OTTENDORF

Zufrieden nach schweren und schönen Zeiten

Zufrieden konnte Martha Gräf in Ottendorf ihren 90. Geburtstages feiern. Foto: Elke Englert

Martha Gräf ist eine 90-jährige Frau, deren Erinnerungsvermögen zum Geschichtenschreiben geeignet wäre. Für die Ottendorfer Jubilarin ist es wie ein Wunder, dass sie nach einem langen Leben und trotz schwerer Arbeit den 90. Geburtstag erreicht hat.
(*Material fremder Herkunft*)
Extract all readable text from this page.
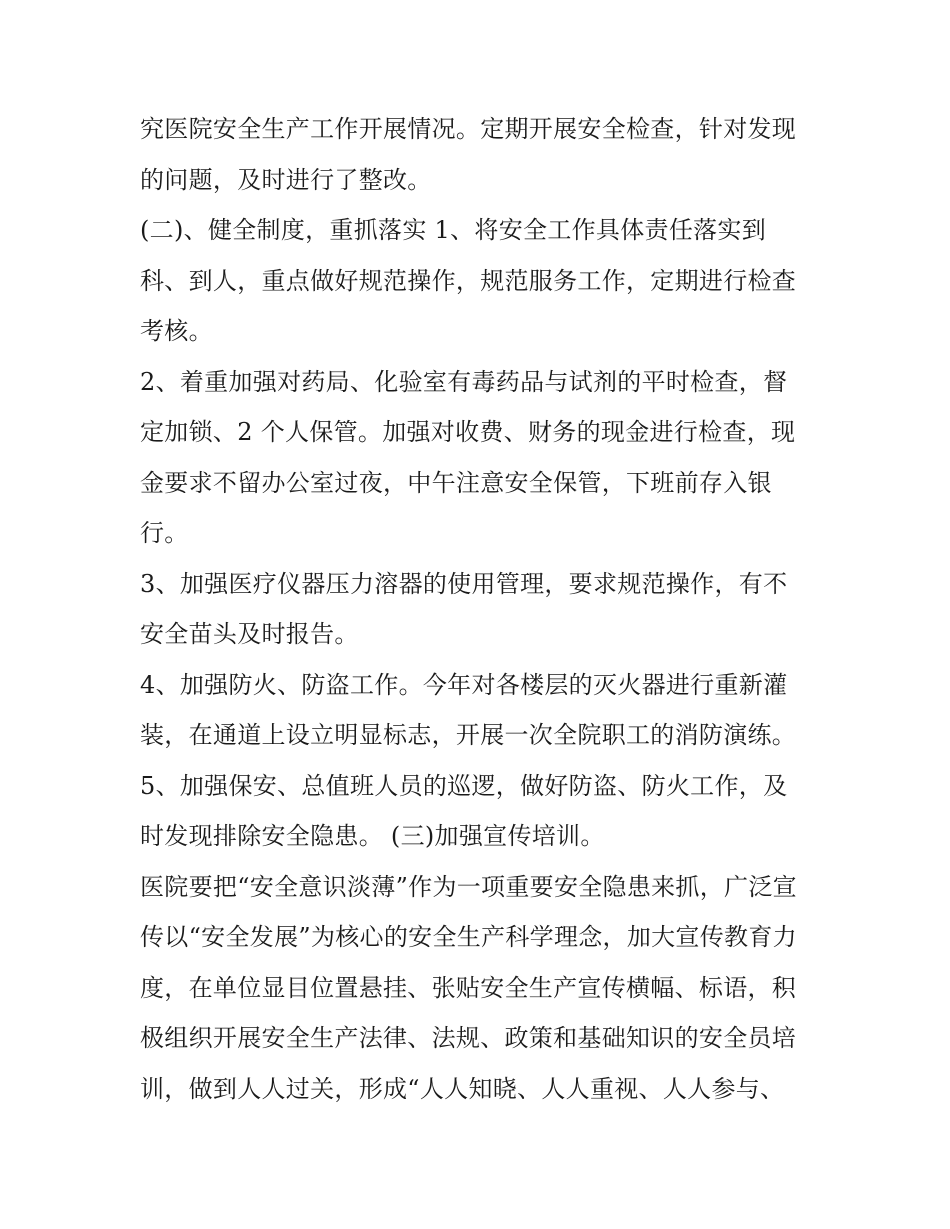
究医院安全生产工作开展情况。定期开展安全检查，针对发现
的问题，及时进行了整改。
(二)、健全制度，重抓落实 1、将安全工作具体责任落实到
科、到人，重点做好规范操作，规范服务工作，定期进行检查
考核。
2、着重加强对药局、化验室有毒药品与试剂的平时检查，督
定加锁、2 个人保管。加强对收费、财务的现金进行检查，现
金要求不留办公室过夜，中午注意安全保管，下班前存入银
行。
3、加强医疗仪器压力溶器的使用管理，要求规范操作，有不
安全苗头及时报告。
4、加强防火、防盗工作。今年对各楼层的灭火器进行重新灌
装，在通道上设立明显标志，开展一次全院职工的消防演练。
5、加强保安、总值班人员的巡逻，做好防盗、防火工作，及
时发现排除安全隐患。 (三)加强宣传培训。
医院要把“安全意识淡薄”作为一项重要安全隐患来抓，广泛宣
传以“安全发展”为核心的安全生产科学理念，加大宣传教育力
度，在单位显目位置悬挂、张贴安全生产宣传横幅、标语，积
极组织开展安全生产法律、法规、政策和基础知识的安全员培
训，做到人人过关，形成“人人知晓、人人重视、人人参与、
Im Alter von sechs Jahren kam die am 26. April 1928 in Uffenheim geborene Martha Gräf nach Ottendorf. Ihre Eltern hatten dort ein Zuhause gefunden und sie nachgeholt. Aufgewachsen ist sie mit sieben Geschwistern in einem kleinen, aber feinen Häuschen. „Es war kuschelig“, betont die rüstige Jubilarin, denn sie hatten kaum Platz und mussten zusammenrücken. Sieben Jahre ging sie in ihrem neuen Heimatort in die dortige Schule, bevor sie in der schweren Kriegszeit landwirtschaftliche Arbeit bei den ortsansässigen Bauern verrichtete, um ihre Angehörigen finanziell zu unterstützen.

„Es war halt so“

Nebenbei betont sie und darüber freut sie sich riesig, dass fünf ihrer Geschwister noch leben. Aber, so berichtet sie weiter, sie alle hatten eine schlechte Jugendzeit, denn der Krieg war in vollem Gange. Die Angriffe über Schweinfurt habe sie mitbekommen, aber sie selbst hatte keine Angst, denn „wir alle mussten damit leben, es war halt so“.

Im Jahr 1950 nahm sie bei Fichtel & Sachs in Schweinfurt die Arbeit im Motorenbau an. Auch hier war wieder Schwerstarbeit angesagt, aber als selbstbewusste Frau mit einem großen Durchsetzungsvermögen setzte sie sich besonders bei ihren Arbeitskollegen durch.

Eine neue Herausforderung war für die Ottendorferin die Geburt ihrer Tochter Silvia im Jahr 1954. Als alleinerziehende Mutter hatte sie es oft nicht leicht, aber Geschwister und Eltern haben ihr geholfen und so konnte sie weiterhin ihrer Arbeit in Schweinfurt bis zur Rente im Jahr 1988 nachgehen.

Ihr Erinnerungsvermögen ist enorm und man hört ihren Geschichten gerne zu. Dazu gehört auch ihr Ehrenamt beim BRK in den 70er Jahren. Hier hat sie zusammen mit Ottendorfer Frauen Feiern für die älteren Mitbürger des Dorfes organisiert sowie beim Blutspenden mitgeholfen, bis dies von der Gemeinde übernommen wurde.

Sie erlebte schwere Zeiten und schöne Zeiten und sie ist froh über das Leben, denn es geht ihr gut. Geistig fit, der Gang etwas langsamer, aber mit Unterstützung ihrer Familie, der zwei Enkel und zwei Urenkel angehören, lebt sie in ihrem eigenen Häuschen unweit ihrer Tochter. Martha strickt noch sehr gerne Socken, schaut regelmäßig die Nachrichten und als Lieblingssendung hat sie „Dahoam is Dahoam“ auserkoren.